Perkembangan teknologi dan persaingan pasar

Menjadi sangat menarik bila kita coba menelusuri bagaimana teknologi penerbangan yang mempengaruhi romantika persaingan pasar dunia antara Amerika Serikat dan Eropa.

Di permukaan terlihat sekali bagaimana persaingan ketat antara Boeing dengan Airbus yang sebenarnya telah dimulai terlebih dahulu antara Boeing dengan konsorsium pabrik pesawat Uni Eropa yang belakangan terhimpun bersatu untuk menguatkan diri menjadi Airbus.

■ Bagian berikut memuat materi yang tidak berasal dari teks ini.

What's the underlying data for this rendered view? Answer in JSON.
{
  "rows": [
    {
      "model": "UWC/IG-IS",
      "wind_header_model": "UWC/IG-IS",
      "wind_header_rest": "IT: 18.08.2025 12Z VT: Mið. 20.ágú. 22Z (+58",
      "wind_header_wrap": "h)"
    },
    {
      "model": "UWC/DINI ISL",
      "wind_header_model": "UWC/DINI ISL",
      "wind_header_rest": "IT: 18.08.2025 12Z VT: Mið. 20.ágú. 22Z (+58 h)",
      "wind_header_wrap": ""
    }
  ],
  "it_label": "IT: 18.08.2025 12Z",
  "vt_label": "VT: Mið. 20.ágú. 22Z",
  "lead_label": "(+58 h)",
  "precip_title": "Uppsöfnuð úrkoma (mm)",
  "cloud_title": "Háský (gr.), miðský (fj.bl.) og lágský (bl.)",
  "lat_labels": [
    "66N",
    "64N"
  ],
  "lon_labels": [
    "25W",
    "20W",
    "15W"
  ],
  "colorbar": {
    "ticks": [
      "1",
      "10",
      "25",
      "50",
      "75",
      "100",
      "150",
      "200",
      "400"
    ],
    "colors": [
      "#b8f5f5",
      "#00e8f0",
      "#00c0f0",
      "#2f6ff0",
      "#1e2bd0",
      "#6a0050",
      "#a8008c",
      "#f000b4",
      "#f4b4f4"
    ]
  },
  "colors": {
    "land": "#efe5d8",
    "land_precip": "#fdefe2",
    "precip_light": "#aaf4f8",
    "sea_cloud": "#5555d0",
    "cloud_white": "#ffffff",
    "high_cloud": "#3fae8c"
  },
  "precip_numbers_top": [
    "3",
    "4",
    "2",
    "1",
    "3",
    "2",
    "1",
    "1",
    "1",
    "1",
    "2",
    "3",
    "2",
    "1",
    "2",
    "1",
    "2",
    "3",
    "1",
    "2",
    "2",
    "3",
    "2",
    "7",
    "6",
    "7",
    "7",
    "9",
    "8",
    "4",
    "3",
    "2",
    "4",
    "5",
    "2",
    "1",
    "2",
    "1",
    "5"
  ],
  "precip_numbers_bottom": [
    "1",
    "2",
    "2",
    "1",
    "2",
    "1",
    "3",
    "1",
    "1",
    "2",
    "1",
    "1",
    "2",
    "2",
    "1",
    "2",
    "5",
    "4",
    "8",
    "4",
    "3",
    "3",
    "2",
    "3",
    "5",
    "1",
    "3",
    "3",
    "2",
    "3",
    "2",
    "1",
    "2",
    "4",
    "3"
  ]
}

Sejak pesawat Boeing mulai terlihat merajai pasar dunia, terutama setelah diluncurkannya pesawat Jumbo Jet B-747 yang menguasai angkutan udara global, maka Industri penerbangan Eropa berkonsentrasi sekuat tenaga untuk membuat “saingan” pesawat terbang angkut yang dapat mengalahkan pasar pesawat-pesawat Boeing.

Dari berbagai analisis yang dibuat oleh para pakar dirgantara Eropa maka harus ada dua jenis pesawat terbang yang akan di rencanakan untuk mengalahkan dominasi pesawat B-747.

Kesimpulan sementara pada waktu itu adalah terpaku hanya (baru) kepada unsur kecepatan pesawat dan ukuran besar kapasitas yang dapat diangkut.

Dengan parameter tersebut maka muncullah produk pesawat terbang Concorde yang mampu terbang dengan kecepatan melebihi 2 kali kecepatan suara (2,04 Mach) dan kemudian menyusul pesawat Airbus 380 yang mampu membawa lebih dari 800 penumpang.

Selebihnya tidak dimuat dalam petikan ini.